On a global scale, extractivism is a dominant mode of human interaction with nonhuman matter. Extractivism is defined as a practice where materials are taken from one geographical location for use in other, generally more affluent, regions, frequently using intensely mechanised and highly exploitative means. In extractivism, ‘the act of resource extraction become[s] a policy, an ideology, a logic’ (Szeman and Wenzel, 2020). Extractivism is inextricable from global wealth and power inequalities, legacies of colonialism and imperialism.
With These Hands reframes industrial and global processes of extraction and extractivism as practices carried out at the scale of a single human, taking the hand as a unit of measurement and as a conduit between human and other-than-human matter. We imagine early humans scooping water, or earth, or sand in their cupped hands, perhaps to drink, or perhaps simply for the sensation of touching and holding these materials; perhaps to transport them elsewhere for more pragmatic purposes, or store them for future use. We reflect on the evolution and escalation of humans’ interactions with ‘natural resources’. We think about the individuals who work in extractive industries today; how they feel about the materials they displace and whether they regularly touch or hold them. We wonder, ‘how much is enough?’ In With These Hands we try to evoke the personal, sensuous, aesthetic and cultural dimensions of our interactions with the nonhuman stuff that sustains our lives, dimensions perhaps lost, overlooked or excluded in industrialised extraction and extractivism.

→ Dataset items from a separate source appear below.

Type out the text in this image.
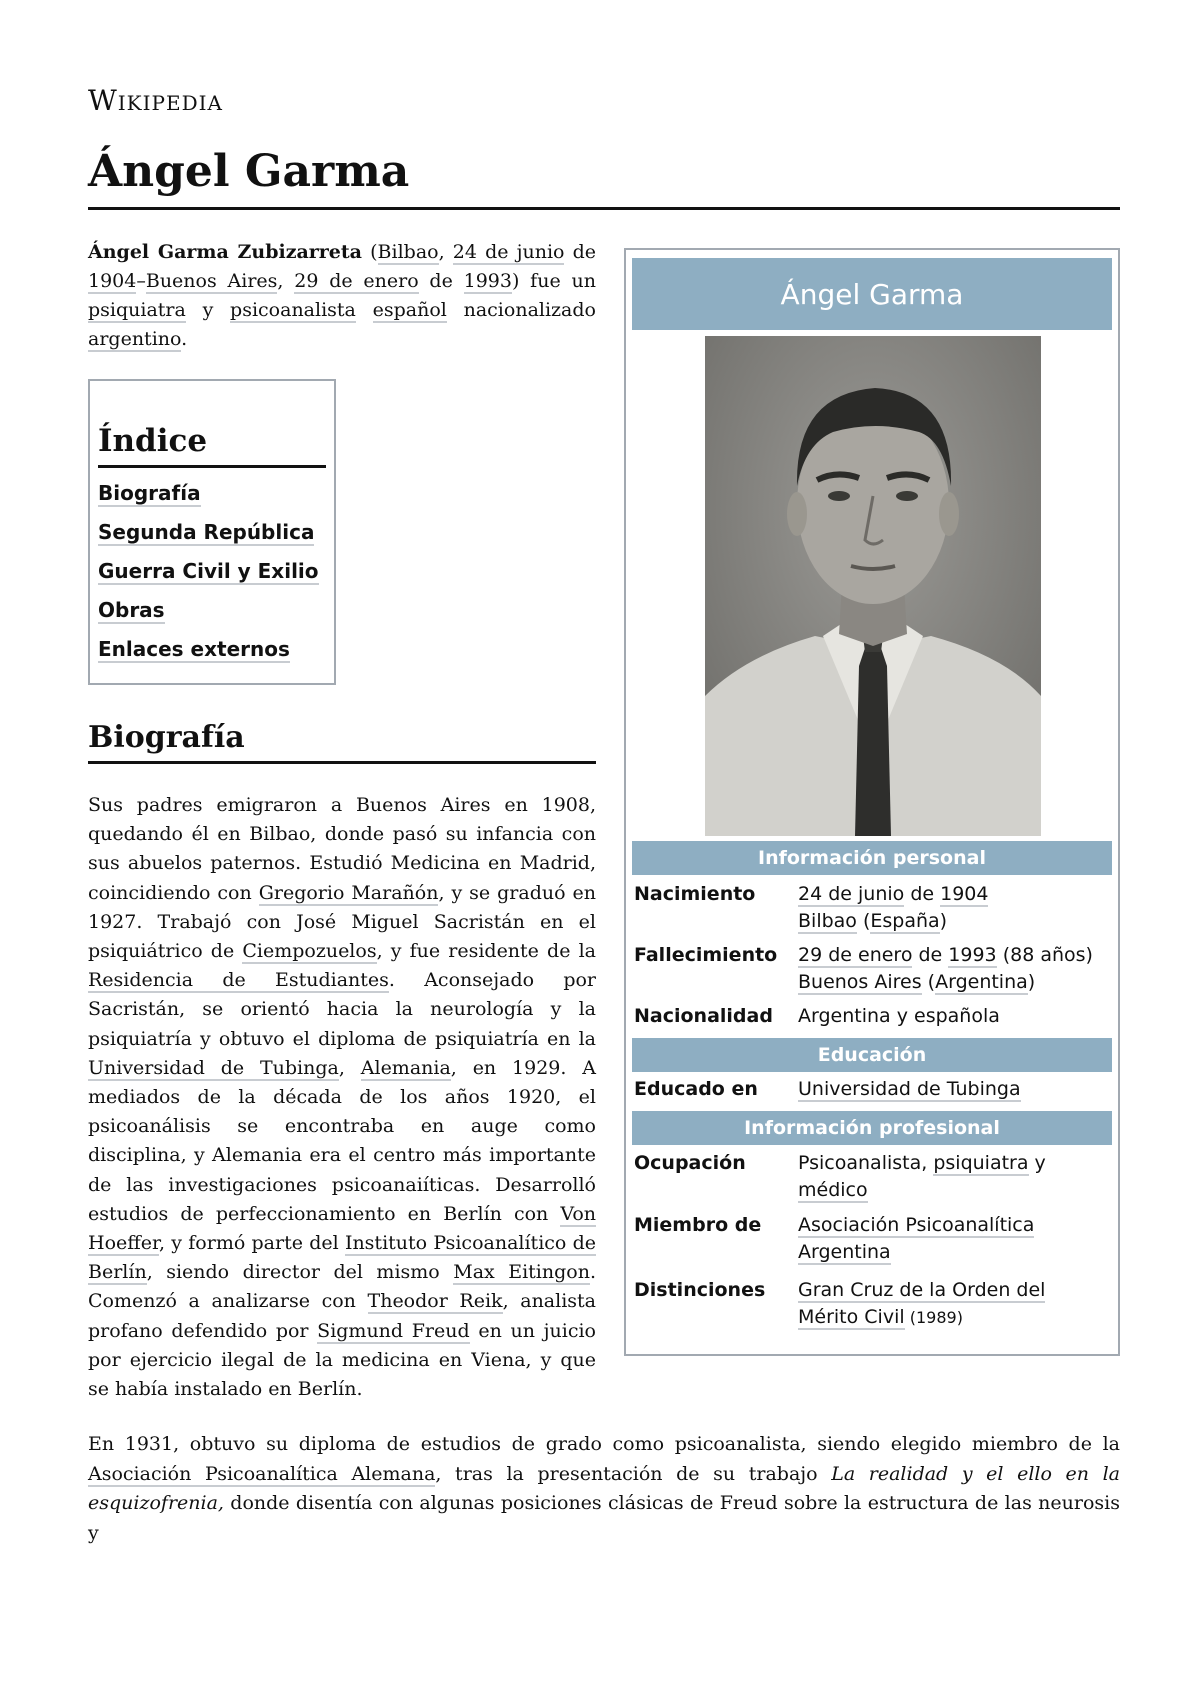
Wikipedia
Ángel Garma

Ángel Garma Zubizarreta (Bilbao, 24 de junio de 1904–Buenos Aires, 29 de enero de 1993) fue un psiquiatra y psicoanalista español nacionalizado argentino.

Índice
Biografía
Segunda República
Guerra Civil y Exilio
Obras
Enlaces externos
Biografía

Sus padres emigraron a Buenos Aires en 1908, quedando él en Bilbao, donde pasó su infancia con sus abuelos paternos. Estudió Medicina en Madrid, coincidiendo con Gregorio Marañón, y se graduó en 1927. Trabajó con José Miguel Sacristán en el psiquiátrico de Ciempozuelos, y fue residente de la Residencia de Estudiantes. Aconsejado por Sacristán, se orientó hacia la neurología y la psiquiatría y obtuvo el diploma de psiquiatría en la Universidad de Tubinga, Alemania, en 1929. A mediados de la década de los años 1920, el psicoanálisis se encontraba en auge como disciplina, y Alemania era el centro más importante de las investigaciones psicoanaiíticas. Desarrolló estudios de perfeccionamiento en Berlín con Von Hoeffer, y formó parte del Instituto Psicoanalítico de Berlín, siendo director del mismo Max Eitingon. Comenzó a analizarse con Theodor Reik, analista profano defendido por Sigmund Freud en un juicio por ejercicio ilegal de la medicina en Viena, y que se había instalado en Berlín.

En 1931, obtuvo su diploma de estudios de grado como psicoanalista, siendo elegido miembro de la Asociación Psicoanalítica Alemana, tras la presentación de su trabajo La realidad y el ello en la esquizofrenia, donde disentía con algunas posiciones clásicas de Freud sobre la estructura de las neurosis y

Ángel Garma
Información personal
Nacimiento	24 de junio de 1904
Bilbao (España)
Fallecimiento	29 de enero de 1993 (88 años)
Buenos Aires (Argentina)
Nacionalidad	Argentina y española
Educación
Educado en	Universidad de Tubinga
Información profesional
Ocupación	Psicoanalista, psiquiatra y
médico
Miembro de	Asociación Psicoanalítica Argentina
Distinciones	Gran Cruz de la Orden del Mérito Civil (1989)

With These Hands marks the start of a body of work that considers extractive processes as sculptural and aesthetic practices. This first phase focusses on four materials extracted in Scotland today or in the recent past: coal, peat, sand, and stone. The work was made with participation from organisations responsible for the extraction of these resources: Hargreaves Services Plc., Northern Peat and Moss, Lochaline Quartz Sand Ltd., and Yeoman Glensanda Aggregate Industries. At each extraction site we visited, we met an employee who allowed us to make a cast of the inside of their cupped hands and who spoke to us about their work and relationship with the material they extract. Each organisation donated a small quantity of extracted material. With These Hands is presented as work-in-process.